Creating a unified scaling law from diverse model families presents challenges due to significant differences in their training compute efficiencies and capabilities. However, the study demonstrates that these variations align with a straightforward, generalized scaling law. This law posits that language model performance is a function of a low-dimensional capability space, with model families differing only in their efficiency in converting training compute into capabilities.

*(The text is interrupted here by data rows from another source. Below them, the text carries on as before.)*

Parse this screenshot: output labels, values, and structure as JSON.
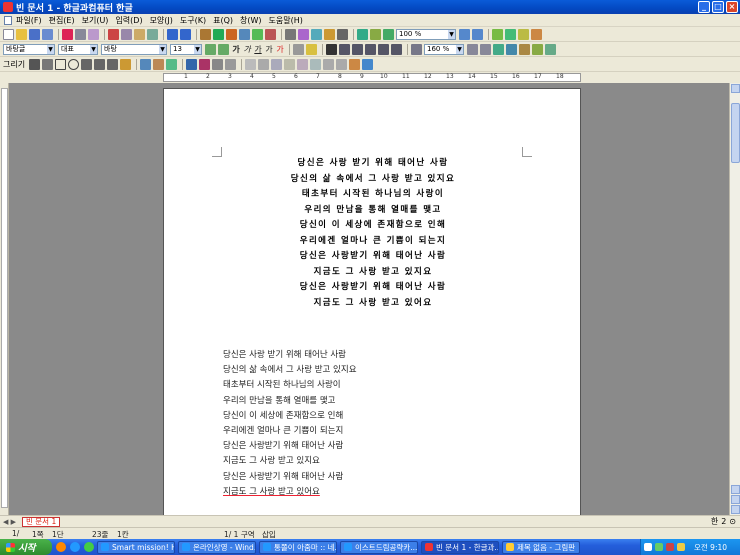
{
  "window": {
    "title": "빈 문서 1 - 한글과컴퓨터 한글",
    "minimize": "_",
    "maximize": "□",
    "close": "×"
  },
  "menu": [
    "파일(F)",
    "편집(E)",
    "보기(U)",
    "입력(D)",
    "모양(J)",
    "도구(K)",
    "표(Q)",
    "창(W)",
    "도움말(H)"
  ],
  "toolbar": {
    "zoom_1": "100 %",
    "style": "바탕글",
    "font_group": "대표",
    "font": "바탕",
    "font_size": "13",
    "zoom_2": "160 %",
    "format_glyphs": [
      "가",
      "가",
      "가",
      "가",
      "가"
    ],
    "draw_label": "그리기"
  },
  "ruler": {
    "marks": [
      "1",
      "2",
      "3",
      "4",
      "5",
      "6",
      "7",
      "8",
      "9",
      "10",
      "11",
      "12",
      "13",
      "14",
      "15",
      "16",
      "17",
      "18"
    ]
  },
  "document": {
    "handwritten_lines": [
      "당신은 사랑 받기 위해 태어난 사람",
      "당신의 삶 속에서 그 사랑 받고 있지요",
      "태초부터 시작된 하나님의 사랑이",
      "우리의 만남을 통해 열매를 맺고",
      "당신이 이 세상에 존재함으로 인해",
      "우리에겐 얼마나 큰 기쁨이 되는지",
      "당신은 사랑받기 위해 태어난 사람",
      "지금도 그 사랑 받고 있지요",
      "당신은 사랑받기 위해 태어난 사람",
      "지금도 그 사랑 받고 있어요"
    ],
    "plain_lines": [
      "당신은 사랑 받기 위해 태어난 사람",
      "당신의 삶 속에서 그 사랑 받고 있지요",
      "태초부터 시작된 하나님의 사랑이",
      "우리의 만남을 통해 열매를 맺고",
      "당신이 이 세상에 존재함으로 인해",
      "우리에겐 얼마나 큰 기쁨이 되는지",
      "당신은 사랑받기 위해 태어난 사람",
      "지금도 그 사랑 받고 있지요",
      "당신은 사랑받기 위해 태어난 사람",
      "지금도 그 사랑 받고 있어요"
    ]
  },
  "tabs": {
    "doc_tab": "빈 문서 1",
    "ime": "한",
    "ime_2": "2",
    "ime_3": "⊙"
  },
  "status": {
    "page": "1/",
    "section": "1쪽",
    "col": "1단",
    "line": "23줄",
    "chars": "1칸",
    "area": "1/  1 구역",
    "mode": "삽입"
  },
  "taskbar": {
    "start": "시작",
    "tasks": [
      "Smart mission! H...",
      "온라인상영 - Wind...",
      "통쫄이 아줌마 :: 네...",
      "이스트드림공략카...",
      "빈 문서 1 - 한글과...",
      "제목 없음 - 그림판"
    ],
    "clock": "오전 9:10"
  }
}
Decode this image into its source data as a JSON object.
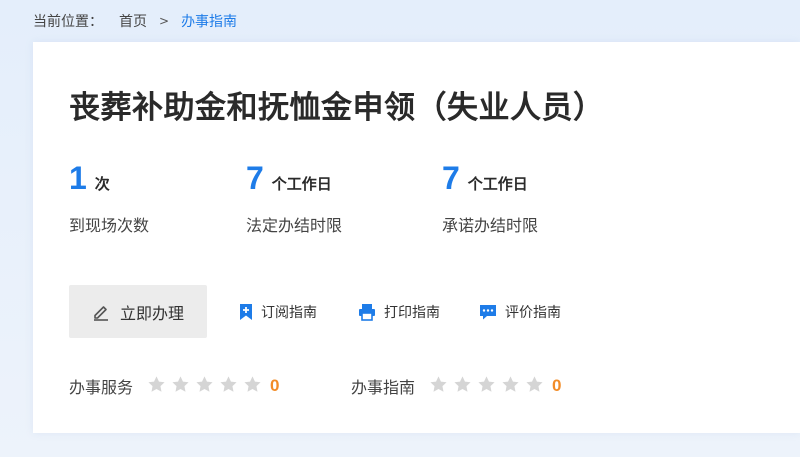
{
  "breadcrumb": {
    "label": "当前位置：",
    "home": "首页",
    "separator": ">",
    "current": "办事指南"
  },
  "title": "丧葬补助金和抚恤金申领（失业人员）",
  "stats": [
    {
      "value": "1",
      "unit": "次",
      "desc": "到现场次数"
    },
    {
      "value": "7",
      "unit": "个工作日",
      "desc": "法定办结时限"
    },
    {
      "value": "7",
      "unit": "个工作日",
      "desc": "承诺办结时限"
    }
  ],
  "actions": {
    "handle": {
      "label": "立即办理",
      "icon": "pencil-icon"
    },
    "subscribe": {
      "label": "订阅指南",
      "icon": "bookmark-icon"
    },
    "print": {
      "label": "打印指南",
      "icon": "printer-icon"
    },
    "evaluate": {
      "label": "评价指南",
      "icon": "chat-icon"
    }
  },
  "ratings": [
    {
      "label": "办事服务",
      "score": "0",
      "stars_max": 5,
      "stars_filled": 0
    },
    {
      "label": "办事指南",
      "score": "0",
      "stars_max": 5,
      "stars_filled": 0
    }
  ],
  "colors": {
    "accent": "#1e7ce8",
    "score": "#f28c28",
    "star_empty": "#d5d5d5",
    "button_bg": "#ececec"
  }
}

The findings reveal the surprising predictability of complex scaling phenomena. Several emergent phenomena exhibit smooth, sigmoidal behavior and can be predicted from smaller models. Additionally, the performance of advanced models like GPT-4 can be accurately forecasted using simpler, non-agentic benchmarks. The study also illustrates how to predict the effects of post-training interventions, such as chain-of-thought and self-consistency, as language model capabilities continue to advance.
This approach offers a more efficient method for understanding and predicting language model performance, providing valuable insights for future model development and optimization. By leveraging publicly available models and focusing on a generalized scaling law, this research paves the way for more accessible and scalable benchmarking practices in the field of language modeling.